One of the lessons learned fairly quickly in southeast Alaska is that there are not very many easy ways to get around. As a paddler, I have always seen the water as my expressway, the most direct and enjoyable way to go from point A to point B. On land, however, it can be a different story.

On southern Kuiu Island, in the few places where there are trails, those trails are often overgrown and treacherous. Game trails, maybe, or the dim recollections of legacy Coast Guard forest routes. Regardless, they would not be considered trails at all in the lower 48, so it is helpful to have another way of describing them. How hard is it to get from the lighthouse to the Landing, for example? (There is a trail involved, but it still needs some work.) If I’m trying to use words to explain how difficult it will be to someone who has not been before, where would I begin?

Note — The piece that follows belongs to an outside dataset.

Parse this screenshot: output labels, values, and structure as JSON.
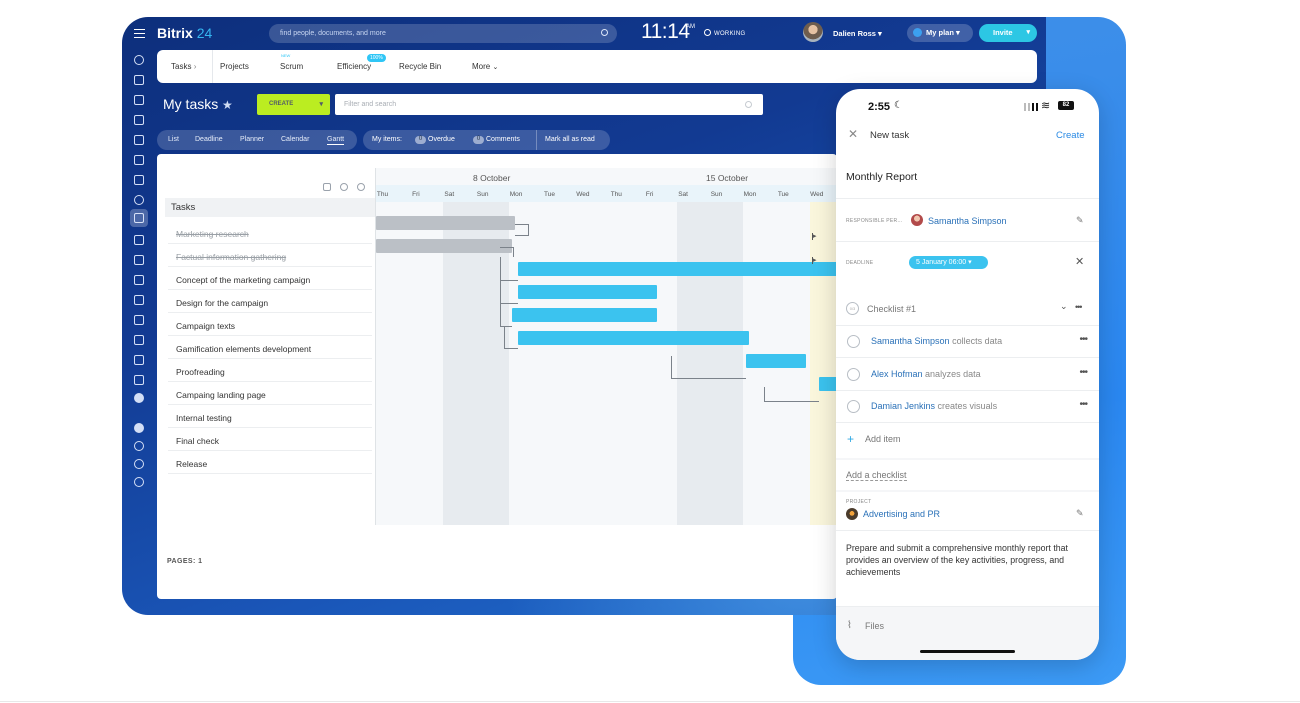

Well, helpfully there is the “D Scale.” Officially known as the Bushwacker’s Difficulty Ranking, it’s an informative system of grading the hazards of any particular southeast Alaskan bushwack and something we used as a reference on a regular basis this past summer. The way it works is that d1 is pavement, d10 is death. The stuff in between makes for an entertaining read. Give it a look.

For example, when we carried all the bags of debris from the Landing back to the lighthouse, we used the trail. It started out as d3 for the first third of the way, then d2 almost all the way back, with a little d3 right at the end. See? Pretty simple, really.